Pouvons-nous discuter des résultats de ces projets à ce jour et de la façon dont ils ont été partagés ?

Madeleine Planeix Crocker, atelier women safe 2019

Madeleine Planeix-Crocker et les participantes au workshop Women Safe, 2019. Photo Maxime Fieschi. Courtesy Le Parisien

MP-C : Tout comme ce que tu viens de décrire, Anna, les participantes de Women Safe ont pris une décision collective : monter une représentation en direct de leurs monologues pour leurs familles, leurs ami·e·s et l’équipe de l’association. C’est à partir de là que nous avons commencé un travail collaboratif pour mettre en scène leurs textes. Devant évoluer en milieu protégé et sans budget, le groupe a choisi d’investir les bureaux de membres du personnel qui avaient au préalable donné leur accord. En répétant pendant les pauses déjeuner, les participantes se sont réapproprié ces espaces où elles avaient été accueillies par les soignant·e·s de service. En choisissant tous leurs accessoires sur place – photos de famille, livres de chevet, talismans, bougies disposées auprès de brochures de gynécologie obstétrique, ou sur la table de massage, face au code pénal –, les participantes ont construit autant de scénographies à l’origine de nouvelles narrations. Dans leur monologue, les participantes-actrices parlaient de ces objets, à travers ces objets, qui servaient à ancrer ou marquer un instant, un sentiment, une blessure. À chaque répétition, les actrices prenaient des notes, échangeaient des commentaires.
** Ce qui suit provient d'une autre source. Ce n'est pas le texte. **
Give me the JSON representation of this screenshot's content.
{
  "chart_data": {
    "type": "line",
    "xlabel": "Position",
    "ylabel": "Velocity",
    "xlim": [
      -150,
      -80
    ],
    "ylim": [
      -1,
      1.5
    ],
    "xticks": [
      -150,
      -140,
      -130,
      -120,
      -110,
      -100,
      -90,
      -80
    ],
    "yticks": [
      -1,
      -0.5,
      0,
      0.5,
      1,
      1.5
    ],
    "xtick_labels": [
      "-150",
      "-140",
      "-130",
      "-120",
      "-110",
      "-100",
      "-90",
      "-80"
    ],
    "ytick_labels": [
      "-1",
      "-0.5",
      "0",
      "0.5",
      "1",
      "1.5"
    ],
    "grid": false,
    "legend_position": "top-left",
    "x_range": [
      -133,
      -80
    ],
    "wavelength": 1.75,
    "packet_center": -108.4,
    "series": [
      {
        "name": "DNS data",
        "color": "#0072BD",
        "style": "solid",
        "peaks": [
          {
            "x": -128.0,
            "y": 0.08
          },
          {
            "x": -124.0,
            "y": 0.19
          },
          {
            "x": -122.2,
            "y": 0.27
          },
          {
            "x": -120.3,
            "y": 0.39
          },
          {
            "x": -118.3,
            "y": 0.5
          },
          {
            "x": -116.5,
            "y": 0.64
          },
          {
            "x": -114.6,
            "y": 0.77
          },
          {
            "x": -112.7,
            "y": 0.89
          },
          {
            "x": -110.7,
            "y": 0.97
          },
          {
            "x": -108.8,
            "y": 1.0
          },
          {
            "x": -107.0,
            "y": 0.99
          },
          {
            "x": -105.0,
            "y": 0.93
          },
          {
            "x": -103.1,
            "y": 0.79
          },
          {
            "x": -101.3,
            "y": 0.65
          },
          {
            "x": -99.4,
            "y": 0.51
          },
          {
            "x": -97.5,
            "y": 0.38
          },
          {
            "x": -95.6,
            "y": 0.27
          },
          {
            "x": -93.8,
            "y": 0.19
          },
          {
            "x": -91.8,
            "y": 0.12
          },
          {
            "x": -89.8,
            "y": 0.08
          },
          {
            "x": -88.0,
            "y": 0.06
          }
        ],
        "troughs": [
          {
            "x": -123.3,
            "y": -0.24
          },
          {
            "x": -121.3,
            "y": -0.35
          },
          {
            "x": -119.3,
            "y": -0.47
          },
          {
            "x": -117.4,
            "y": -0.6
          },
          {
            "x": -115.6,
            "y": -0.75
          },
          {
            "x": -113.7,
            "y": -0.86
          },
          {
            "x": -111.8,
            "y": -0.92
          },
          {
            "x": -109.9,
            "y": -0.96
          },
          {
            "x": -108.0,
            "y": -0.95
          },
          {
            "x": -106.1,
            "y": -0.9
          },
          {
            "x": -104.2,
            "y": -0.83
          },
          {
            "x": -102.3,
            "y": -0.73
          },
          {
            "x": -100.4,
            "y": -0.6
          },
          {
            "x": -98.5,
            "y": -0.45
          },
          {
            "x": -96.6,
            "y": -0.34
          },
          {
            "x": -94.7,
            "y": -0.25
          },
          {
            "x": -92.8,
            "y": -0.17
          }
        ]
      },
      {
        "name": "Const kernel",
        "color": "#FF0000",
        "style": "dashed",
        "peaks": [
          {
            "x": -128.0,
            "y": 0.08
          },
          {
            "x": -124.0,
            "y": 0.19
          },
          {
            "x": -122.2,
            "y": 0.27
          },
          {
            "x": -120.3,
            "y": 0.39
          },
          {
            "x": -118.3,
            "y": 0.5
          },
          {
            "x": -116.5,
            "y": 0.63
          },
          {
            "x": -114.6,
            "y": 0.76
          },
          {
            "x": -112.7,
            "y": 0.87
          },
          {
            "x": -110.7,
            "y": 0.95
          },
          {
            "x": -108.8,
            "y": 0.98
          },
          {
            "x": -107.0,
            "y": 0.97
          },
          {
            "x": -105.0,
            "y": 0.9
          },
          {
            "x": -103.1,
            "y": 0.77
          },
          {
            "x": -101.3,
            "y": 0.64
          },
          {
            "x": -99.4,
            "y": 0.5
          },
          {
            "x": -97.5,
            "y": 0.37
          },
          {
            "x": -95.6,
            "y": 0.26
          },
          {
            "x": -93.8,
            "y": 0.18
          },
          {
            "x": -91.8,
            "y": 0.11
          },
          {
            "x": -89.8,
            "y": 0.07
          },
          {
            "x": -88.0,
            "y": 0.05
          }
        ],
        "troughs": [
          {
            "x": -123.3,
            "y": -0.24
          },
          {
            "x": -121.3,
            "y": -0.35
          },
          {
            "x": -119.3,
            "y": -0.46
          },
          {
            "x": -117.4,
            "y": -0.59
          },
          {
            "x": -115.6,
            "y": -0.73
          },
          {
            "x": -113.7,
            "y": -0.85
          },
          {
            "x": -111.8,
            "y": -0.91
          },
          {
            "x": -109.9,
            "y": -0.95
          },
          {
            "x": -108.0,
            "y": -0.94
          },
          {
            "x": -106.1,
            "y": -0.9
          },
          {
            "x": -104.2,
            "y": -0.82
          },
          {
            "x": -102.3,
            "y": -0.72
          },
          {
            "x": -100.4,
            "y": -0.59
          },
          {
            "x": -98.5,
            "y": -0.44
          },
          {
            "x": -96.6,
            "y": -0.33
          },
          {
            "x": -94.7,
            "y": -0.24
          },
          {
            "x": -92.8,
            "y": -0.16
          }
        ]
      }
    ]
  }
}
Nous pouvions sentir le groupe se transformer par une forme de volonté commune, catalysant les ressources collectives, et animée par les désirs, les fantasmes – une autre façon de parler de “communauté”. Ou encore, un signe peut-être du fait de voir ou être vue dans une perspective solidaire. De l’aveu même des participantes, c’est la radicalité de ce geste d’ouverture (selon l’intellectuelle et militante américaine bell hooks, 1989), cette façon de partager leur histoire intime avec leurs propres mots, qui leur a permis de faire un grand pas vers la survivance.

Anna Colin, Mencap

Anna Colin, atelier Pulling the story together de l’association caritative East Kent Mencap (EKM) à Margate.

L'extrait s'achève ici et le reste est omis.